A video looking into how the Sega Saturn handled transparencies

I found this to be a really interesting video. I had some understanding of how developers got real transparencies to work on the Sega Saturn, but this goes really in-depth (admittedly it does get quite technical). Among the games shown are also Panzer Dragoon and Panzer Dragoon Saga.

Thanks for the link I enjoyed it. Not much more than I had already pieced together from various sources and my own observations, your introduction got my hopes up that it would be even more technical than that, but cool to see the examples and the effort of it. I especially appreciated the Panzer Dragoon example, it has ever been a personal annoyance that no one else seemed to notice the blending effect of the lasers.

It’s too bad that he’s biased to only Japanese games (other than Sonic R technically) because Lobotomy’s games are the most powerful example of effectively turning those limitations of the spec into an advantage, the lighting effects in Exhumed are singular for the time.
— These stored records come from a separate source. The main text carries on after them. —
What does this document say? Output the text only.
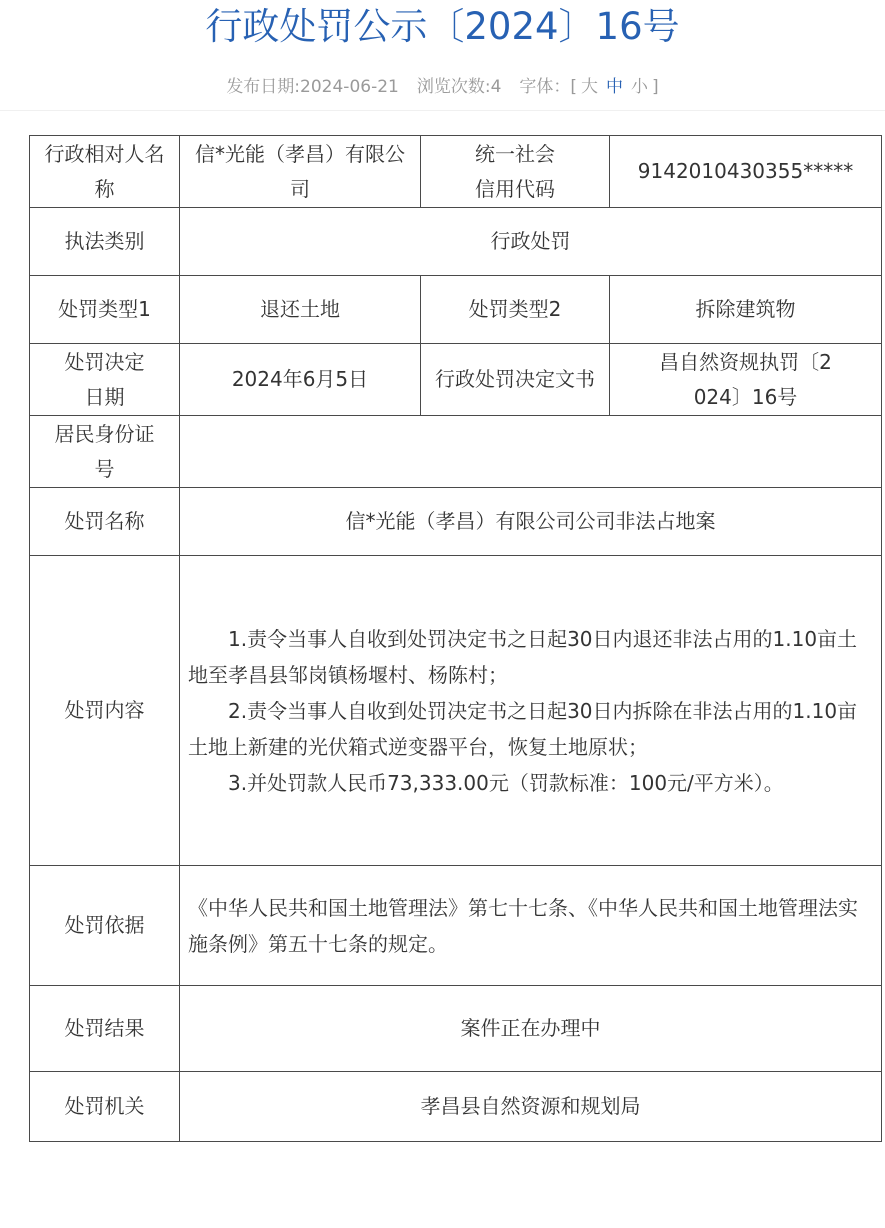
行政处罚公示〔2024〕16号
发布日期:2024-06-21 浏览次数:4 字体：[ 大 中 小 ]
行政相对人名称	信*光能（孝昌）有限公司	统一社会信用代码	9142010430355*****
执法类别	行政处罚		
处罚类型1	退还土地	处罚类型2	拆除建筑物
处罚决定日期	2024年6月5日	行政处罚决定文书	昌自然资规执罚〔2024〕16号
居民身份证号			
处罚名称	信*光能（孝昌）有限公司公司非法占地案		
处罚内容	1.责令当事人自收到处罚决定书之日起30日内退还非法占用的1.10亩土地至孝昌县邹岗镇杨堰村、杨陈村；

2.责令当事人自收到处罚决定书之日起30日内拆除在非法占用的1.10亩土地上新建的光伏箱式逆变器平台，恢复土地原状；

3.并处罚款人民币73,333.00元（罚款标准：100元/平方米）。		

处罚依据	《中华人民共和国土地管理法》第七十七条、《中华人民共和国土地管理法实施条例》第五十七条的规定。		
处罚结果	案件正在办理中		
处罚机关	孝昌县自然资源和规划局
Burning Rangers is impressive ‘for the Saturn’ as it were, but it’s more like proving a point at any cost. And I think the full screen smoke effects in Azel or the water effects in Zwei would have made better examples than the ones he chose, but I’m just picking nits.

The mention of VDP1 blending as I think “six times slower” than normal rendering, or something like that stood out for me, I wish he had gone more in depth on that. And while I agree with the point about balancing what’s possible with what is appropriate resource allocation, on principle, I will still call Symphony of the Night a garbage port job, there is a limit.

panzer dragoons water was 2d? thats why it flowed

Yes. It was a 2D illusion.

The Wendigo spell in Shining Force 3 was fully transparent, however.

so the water was just a rotated backround layer like in mode 7 in fzero?

Yes basically all water or ‘land’ surfaces in the Saturn games are exactly that. However unlike the limitations of the SNES Mode 7 where the perspective shift is itself a sort of hard-coded raster effect, the VDP2 fields can apply perspective on any axis, and then simple raster effects can also be applied - which is why the waviness of the water planes is always a little odd looking, it’s limited to horizonatal shifts, but it still works great. There’s a number of PSX games that conspicuously lack even effects like that since it has no way to apply isolated raster effects (only full scene) and it can’t efficiently emulate it from the texture mapping.